Files
basango/projects/crawler/README.md
T

47 lines
2.2 KiB
Markdown

# Crawler
[![crawler audit](https://github.com/bernard-ng/basango/actions/workflows/crawler_audit.yml/badge.svg)](https://github.com/bernard-ng/basango/actions/workflows/crawler_audit.yml)
[![crawler quality](https://github.com/bernard-ng/basango/actions/workflows/crawler_quality.yml/badge.svg)](https://github.com/bernard-ng/basango/actions/workflows/crawler_quality.yml)
[![crawler tests](https://github.com/bernard-ng/basango/actions/workflows/crawler_tests.yml/badge.svg)](https://github.com/bernard-ng/basango/actions/workflows/crawler_tests.yml)
[![Ruff](https://img.shields.io/endpoint?url=https://raw.githubusercontent.com/astral-sh/ruff/main/assets/badge/v2.json)](https://github.com/astral-sh/ruff)

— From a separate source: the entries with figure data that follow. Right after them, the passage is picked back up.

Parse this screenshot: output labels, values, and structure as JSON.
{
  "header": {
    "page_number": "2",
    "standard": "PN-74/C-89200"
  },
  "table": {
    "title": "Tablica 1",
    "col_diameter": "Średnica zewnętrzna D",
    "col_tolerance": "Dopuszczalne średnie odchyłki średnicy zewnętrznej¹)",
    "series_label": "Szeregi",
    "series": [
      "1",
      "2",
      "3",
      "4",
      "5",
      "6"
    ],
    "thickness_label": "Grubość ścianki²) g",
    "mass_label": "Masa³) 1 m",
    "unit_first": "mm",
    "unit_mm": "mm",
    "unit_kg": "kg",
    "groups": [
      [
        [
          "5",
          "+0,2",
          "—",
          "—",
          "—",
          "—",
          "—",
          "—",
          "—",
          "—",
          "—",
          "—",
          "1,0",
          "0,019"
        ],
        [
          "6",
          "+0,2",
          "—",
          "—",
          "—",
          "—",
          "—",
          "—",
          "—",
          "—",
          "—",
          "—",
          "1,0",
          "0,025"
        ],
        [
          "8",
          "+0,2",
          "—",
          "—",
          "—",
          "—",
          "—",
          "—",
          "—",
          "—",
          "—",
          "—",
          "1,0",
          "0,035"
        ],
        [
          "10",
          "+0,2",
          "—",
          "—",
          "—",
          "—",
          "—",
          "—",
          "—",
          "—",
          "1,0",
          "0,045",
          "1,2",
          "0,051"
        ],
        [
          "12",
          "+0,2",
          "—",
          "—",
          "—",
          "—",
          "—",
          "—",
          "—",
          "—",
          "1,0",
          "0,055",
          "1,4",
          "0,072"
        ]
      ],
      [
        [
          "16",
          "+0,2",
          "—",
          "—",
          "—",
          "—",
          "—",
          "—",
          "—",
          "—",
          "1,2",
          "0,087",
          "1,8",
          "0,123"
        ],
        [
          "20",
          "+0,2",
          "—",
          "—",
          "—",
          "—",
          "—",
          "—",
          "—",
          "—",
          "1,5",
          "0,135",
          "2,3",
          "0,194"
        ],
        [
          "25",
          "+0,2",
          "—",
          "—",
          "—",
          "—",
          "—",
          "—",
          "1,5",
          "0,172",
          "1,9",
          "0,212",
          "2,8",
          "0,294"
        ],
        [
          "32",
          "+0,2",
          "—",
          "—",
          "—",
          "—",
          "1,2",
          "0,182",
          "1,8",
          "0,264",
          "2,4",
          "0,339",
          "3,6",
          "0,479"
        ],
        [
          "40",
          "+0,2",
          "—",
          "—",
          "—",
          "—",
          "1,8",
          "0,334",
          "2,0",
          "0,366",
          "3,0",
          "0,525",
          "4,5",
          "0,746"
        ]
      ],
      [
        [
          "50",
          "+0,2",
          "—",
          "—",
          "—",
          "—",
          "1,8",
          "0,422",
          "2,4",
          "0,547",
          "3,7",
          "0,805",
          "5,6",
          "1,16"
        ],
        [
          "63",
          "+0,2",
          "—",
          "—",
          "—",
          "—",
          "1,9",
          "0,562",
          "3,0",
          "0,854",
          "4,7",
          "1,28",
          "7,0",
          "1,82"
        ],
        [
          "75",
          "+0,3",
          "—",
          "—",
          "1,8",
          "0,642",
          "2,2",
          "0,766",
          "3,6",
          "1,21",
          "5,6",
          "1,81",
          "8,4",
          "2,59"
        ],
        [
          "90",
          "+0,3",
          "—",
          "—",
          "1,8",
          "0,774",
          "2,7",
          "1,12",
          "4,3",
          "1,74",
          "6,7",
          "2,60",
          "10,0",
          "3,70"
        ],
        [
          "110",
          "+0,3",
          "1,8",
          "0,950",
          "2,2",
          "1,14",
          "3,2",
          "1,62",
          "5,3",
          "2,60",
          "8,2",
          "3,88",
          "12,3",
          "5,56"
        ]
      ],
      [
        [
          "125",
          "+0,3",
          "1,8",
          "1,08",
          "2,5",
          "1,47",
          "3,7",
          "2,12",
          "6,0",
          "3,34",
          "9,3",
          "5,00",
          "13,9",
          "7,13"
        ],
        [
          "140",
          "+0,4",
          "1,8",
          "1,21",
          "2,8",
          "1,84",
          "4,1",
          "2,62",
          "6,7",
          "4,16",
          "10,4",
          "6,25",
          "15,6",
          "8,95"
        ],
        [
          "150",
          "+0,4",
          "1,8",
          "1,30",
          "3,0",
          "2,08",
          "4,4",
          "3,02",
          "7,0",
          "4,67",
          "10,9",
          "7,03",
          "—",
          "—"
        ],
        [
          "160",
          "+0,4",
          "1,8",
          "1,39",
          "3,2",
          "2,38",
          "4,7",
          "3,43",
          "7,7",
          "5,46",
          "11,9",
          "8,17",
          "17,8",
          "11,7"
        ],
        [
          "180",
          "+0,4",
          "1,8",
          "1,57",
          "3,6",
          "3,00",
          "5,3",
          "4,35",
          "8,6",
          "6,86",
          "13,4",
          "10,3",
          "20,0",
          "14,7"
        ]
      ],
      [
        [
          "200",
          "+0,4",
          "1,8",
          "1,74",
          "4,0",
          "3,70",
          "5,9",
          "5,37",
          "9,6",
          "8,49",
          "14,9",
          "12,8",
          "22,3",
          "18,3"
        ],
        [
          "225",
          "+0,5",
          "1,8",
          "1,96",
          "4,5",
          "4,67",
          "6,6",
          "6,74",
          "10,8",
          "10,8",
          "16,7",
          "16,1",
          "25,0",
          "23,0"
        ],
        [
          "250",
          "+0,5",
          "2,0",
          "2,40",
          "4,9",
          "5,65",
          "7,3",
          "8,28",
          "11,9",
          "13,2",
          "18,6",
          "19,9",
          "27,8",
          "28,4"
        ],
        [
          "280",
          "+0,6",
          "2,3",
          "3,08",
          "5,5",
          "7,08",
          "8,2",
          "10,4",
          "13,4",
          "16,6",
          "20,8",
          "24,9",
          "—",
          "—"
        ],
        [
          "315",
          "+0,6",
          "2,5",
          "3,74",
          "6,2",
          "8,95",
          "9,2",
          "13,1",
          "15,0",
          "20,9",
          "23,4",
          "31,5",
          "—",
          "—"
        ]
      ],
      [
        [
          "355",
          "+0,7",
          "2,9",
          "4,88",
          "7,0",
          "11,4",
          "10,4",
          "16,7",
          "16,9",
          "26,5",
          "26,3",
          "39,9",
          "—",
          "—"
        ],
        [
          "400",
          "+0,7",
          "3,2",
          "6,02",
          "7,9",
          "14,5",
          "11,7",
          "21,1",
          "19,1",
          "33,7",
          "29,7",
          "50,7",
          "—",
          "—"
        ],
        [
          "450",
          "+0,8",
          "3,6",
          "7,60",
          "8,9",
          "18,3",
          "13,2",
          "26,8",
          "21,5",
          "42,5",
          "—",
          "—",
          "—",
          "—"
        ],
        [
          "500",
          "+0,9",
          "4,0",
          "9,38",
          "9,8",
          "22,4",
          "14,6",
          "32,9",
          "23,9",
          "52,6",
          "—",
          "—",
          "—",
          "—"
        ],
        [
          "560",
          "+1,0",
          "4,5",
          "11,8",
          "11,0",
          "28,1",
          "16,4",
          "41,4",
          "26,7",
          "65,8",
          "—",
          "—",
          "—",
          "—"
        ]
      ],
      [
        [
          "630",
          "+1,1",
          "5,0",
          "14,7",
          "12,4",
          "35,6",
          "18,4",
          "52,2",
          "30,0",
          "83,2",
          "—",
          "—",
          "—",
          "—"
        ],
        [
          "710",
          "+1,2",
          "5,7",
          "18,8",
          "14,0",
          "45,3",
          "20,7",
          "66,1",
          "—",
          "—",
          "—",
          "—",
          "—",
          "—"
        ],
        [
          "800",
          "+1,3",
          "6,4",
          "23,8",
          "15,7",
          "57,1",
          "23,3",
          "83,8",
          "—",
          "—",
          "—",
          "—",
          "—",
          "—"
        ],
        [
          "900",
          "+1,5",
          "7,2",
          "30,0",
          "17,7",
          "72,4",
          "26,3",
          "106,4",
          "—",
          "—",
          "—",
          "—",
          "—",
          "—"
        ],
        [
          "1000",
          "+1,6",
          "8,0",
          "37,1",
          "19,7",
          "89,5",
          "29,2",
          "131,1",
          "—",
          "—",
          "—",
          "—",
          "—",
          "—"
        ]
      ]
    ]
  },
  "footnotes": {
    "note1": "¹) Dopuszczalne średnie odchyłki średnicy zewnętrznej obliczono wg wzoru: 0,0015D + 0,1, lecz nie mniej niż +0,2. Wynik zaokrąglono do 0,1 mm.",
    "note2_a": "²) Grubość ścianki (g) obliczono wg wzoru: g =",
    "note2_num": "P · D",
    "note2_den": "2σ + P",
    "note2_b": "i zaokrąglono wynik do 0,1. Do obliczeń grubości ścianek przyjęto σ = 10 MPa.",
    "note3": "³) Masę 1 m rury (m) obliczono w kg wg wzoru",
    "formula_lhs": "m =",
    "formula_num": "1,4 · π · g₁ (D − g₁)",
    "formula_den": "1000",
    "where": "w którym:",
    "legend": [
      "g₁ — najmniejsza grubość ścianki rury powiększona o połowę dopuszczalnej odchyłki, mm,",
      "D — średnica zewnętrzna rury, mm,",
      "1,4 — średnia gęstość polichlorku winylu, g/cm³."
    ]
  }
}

[![security: bandit](https://img.shields.io/badge/security-bandit-yellow.svg)](https://github.com/PyCQA/bandit)
---
### Usage
- Install the project in your virtualenv so the `basango` CLI is available:
- With uv: `uv run --with . basango --help`
- Or install locally: `uv sync` then `basango --help`
#### Sync crawl (in-process)
- Crawl a configured source by id and write to CSV/JSON:
- `basango crawl --source-id my-source`
- Limit by page range: `basango crawl --source-id my-source -p 1:3`
- Limit by date range: `basango crawl --source-id my-source -d 2024-10-01:2024-10-31`
- Category, when supported: `basango crawl --source-id my-source -g tech`
#### Async crawl (Redis + RQ)
- Enqueue a crawl job and return immediately:
- `basango crawl --source-id my-source --async`
- Start one or more workers to process queues:
- Article-only (default): `basango worker`
- Multiple queues: `basango worker -q listing -q articles -q processed`
- macOS friendly (no forking): `basango worker --simple`
- One-shot draining for CI: `basango worker --burst`
#### Environment
- `BASANGO_REDIS_URL` (default `redis://localhost:6379/0`)
- `BASANGO_QUEUE_PREFIX` (default `crawler`)
- `BASANGO_QUEUE_TIMEOUT` (default `600` seconds)
- `BASANGO_QUEUE_RESULT_TTL` (default `3600` seconds)
- `BASANGO_QUEUE_FAILURE_TTL` (default `3600` seconds)
#### Configuration
- See `config/pipeline.*.yaml` for source definitions and HTTP client settings.
- Use `-c/--env` to select which pipeline to load (default `development`).